Stewart Southern Railway

Overview
- Headquarters: Fillmore, Saskatchewan
- Reporting mark: SSS
- Locale: Southern Saskatchewan, Canada
- Dates of operation: 2010–
- Predecessor: Canadian Pacific

Technical
- Track gauge: 4 ft 8+1⁄2 in (1,435 mm) standard gauge
- Length: 82 miles (132 km)

= Stewart Southern Railway =

Stewart Southern Railway is a short line railway located in the South East region of Saskatchewan, with its headquarters located in the community of Fillmore. The line runs between Regina and Stoughton on the former Canadian Pacific line known as the Tyvan Subdivision. The Tyvan Sub parallels Saskatchewan Highway 33 for most of its length. The railway handles commodities such as peas, lentils, and potash with Seaboard being the primary Customer.

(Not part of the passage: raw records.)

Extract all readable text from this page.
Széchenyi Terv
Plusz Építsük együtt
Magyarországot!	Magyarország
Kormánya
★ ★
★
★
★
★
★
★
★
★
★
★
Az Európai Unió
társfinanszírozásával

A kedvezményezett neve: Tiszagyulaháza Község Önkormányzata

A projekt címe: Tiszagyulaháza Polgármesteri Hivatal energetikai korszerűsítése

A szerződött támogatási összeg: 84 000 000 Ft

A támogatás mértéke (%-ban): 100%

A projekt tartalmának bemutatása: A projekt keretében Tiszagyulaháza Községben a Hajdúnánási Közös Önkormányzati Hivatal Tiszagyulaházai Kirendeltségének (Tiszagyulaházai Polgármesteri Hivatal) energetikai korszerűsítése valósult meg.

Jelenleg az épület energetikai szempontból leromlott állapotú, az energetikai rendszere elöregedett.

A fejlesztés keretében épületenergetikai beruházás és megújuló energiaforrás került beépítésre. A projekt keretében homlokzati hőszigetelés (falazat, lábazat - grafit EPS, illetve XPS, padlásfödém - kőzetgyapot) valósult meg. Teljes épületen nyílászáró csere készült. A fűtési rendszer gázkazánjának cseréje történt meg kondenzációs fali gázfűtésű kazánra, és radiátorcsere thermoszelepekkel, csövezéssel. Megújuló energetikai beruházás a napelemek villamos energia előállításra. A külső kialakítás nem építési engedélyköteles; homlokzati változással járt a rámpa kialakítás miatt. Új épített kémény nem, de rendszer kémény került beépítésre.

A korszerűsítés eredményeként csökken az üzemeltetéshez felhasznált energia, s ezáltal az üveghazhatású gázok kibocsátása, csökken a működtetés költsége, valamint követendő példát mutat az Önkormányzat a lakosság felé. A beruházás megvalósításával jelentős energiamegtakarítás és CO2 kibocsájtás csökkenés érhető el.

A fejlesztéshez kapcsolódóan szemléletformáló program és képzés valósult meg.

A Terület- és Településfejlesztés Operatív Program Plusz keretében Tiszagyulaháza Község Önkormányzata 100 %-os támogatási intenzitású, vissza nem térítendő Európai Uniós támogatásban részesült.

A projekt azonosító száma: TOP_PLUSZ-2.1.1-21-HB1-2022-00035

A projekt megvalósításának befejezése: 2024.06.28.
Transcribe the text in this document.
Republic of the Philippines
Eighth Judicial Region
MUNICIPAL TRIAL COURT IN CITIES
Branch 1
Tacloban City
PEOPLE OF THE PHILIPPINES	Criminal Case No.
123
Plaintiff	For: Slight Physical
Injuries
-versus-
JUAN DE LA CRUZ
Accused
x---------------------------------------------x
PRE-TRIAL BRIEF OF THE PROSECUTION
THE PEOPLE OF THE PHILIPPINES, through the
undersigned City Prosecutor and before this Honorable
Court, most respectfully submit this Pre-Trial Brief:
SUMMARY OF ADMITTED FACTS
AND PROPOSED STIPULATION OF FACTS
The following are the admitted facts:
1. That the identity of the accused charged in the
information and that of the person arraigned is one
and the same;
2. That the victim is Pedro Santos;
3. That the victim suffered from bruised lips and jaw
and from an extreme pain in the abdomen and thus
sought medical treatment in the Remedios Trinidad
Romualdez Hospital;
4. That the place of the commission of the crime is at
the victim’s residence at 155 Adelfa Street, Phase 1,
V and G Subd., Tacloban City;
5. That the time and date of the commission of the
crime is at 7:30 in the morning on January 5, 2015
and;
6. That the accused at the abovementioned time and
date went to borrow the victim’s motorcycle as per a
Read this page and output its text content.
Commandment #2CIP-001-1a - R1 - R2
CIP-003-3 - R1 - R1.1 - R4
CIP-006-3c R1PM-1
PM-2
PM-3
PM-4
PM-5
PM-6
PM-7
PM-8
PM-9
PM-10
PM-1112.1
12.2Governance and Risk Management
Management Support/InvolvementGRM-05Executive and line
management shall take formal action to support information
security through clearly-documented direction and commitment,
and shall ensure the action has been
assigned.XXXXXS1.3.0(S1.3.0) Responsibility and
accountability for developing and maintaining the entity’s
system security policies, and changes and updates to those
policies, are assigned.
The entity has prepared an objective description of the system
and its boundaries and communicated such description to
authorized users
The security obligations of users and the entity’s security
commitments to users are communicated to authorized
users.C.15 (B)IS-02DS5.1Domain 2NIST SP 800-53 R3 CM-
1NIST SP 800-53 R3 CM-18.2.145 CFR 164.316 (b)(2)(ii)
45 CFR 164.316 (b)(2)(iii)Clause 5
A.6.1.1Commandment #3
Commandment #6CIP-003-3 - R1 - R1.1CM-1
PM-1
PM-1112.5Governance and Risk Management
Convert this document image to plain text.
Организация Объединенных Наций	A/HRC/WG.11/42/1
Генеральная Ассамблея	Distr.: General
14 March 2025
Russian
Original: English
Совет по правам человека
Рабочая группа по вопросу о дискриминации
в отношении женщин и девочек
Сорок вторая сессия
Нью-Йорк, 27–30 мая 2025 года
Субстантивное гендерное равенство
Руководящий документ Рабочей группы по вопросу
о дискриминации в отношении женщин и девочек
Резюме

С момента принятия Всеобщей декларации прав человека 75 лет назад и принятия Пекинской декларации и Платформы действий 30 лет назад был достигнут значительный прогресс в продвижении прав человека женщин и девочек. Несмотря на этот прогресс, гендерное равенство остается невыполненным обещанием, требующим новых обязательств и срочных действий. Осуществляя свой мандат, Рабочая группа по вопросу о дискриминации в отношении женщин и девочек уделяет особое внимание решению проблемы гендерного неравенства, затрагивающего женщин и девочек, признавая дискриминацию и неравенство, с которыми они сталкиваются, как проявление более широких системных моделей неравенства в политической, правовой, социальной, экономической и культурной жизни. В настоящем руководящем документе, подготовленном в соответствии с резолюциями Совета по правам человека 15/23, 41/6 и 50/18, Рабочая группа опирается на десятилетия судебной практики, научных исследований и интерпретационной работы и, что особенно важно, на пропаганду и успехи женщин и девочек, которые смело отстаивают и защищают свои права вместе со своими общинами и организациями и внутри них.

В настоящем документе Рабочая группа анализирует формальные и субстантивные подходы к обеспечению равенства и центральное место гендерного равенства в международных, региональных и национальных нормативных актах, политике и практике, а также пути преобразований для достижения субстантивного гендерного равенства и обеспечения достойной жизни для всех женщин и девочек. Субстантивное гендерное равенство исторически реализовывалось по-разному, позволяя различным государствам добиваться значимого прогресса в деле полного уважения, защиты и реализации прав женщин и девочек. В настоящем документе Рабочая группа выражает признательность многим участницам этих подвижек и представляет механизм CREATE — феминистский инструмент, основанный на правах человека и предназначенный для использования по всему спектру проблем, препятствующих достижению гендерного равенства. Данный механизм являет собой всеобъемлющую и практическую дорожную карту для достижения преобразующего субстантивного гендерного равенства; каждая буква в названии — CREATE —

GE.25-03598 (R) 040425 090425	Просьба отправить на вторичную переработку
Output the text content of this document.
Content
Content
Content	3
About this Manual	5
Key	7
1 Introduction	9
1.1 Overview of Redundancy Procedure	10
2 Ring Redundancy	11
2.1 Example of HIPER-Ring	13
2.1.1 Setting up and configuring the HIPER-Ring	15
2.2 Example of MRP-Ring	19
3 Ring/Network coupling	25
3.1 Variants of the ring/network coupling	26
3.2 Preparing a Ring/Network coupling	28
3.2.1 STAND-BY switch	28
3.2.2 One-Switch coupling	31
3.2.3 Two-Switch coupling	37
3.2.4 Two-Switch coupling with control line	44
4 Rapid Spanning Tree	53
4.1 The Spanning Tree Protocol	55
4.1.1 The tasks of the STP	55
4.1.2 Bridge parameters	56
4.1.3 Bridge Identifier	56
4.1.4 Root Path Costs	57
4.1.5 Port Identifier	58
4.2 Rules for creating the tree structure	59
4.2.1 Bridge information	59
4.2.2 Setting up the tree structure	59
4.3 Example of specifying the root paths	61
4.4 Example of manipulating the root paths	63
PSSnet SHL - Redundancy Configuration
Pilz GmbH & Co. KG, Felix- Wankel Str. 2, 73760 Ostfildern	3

In 2011 the main shipper has changed from grain cars to oil tankers, topping out just before the last bust in the oil field of 100 cars per day to Regina.
Purely Canadian, a grain facility has built on the line at LaJord, bringing a multimillion-dollar investment into the area and has become the largest shipper on the line as of 2019-2020

November 1, 2018, Watco began operating and managing all aspects of the railroad.
In May 2020 Watco passed the management and operations to Xpert Rail Consulting.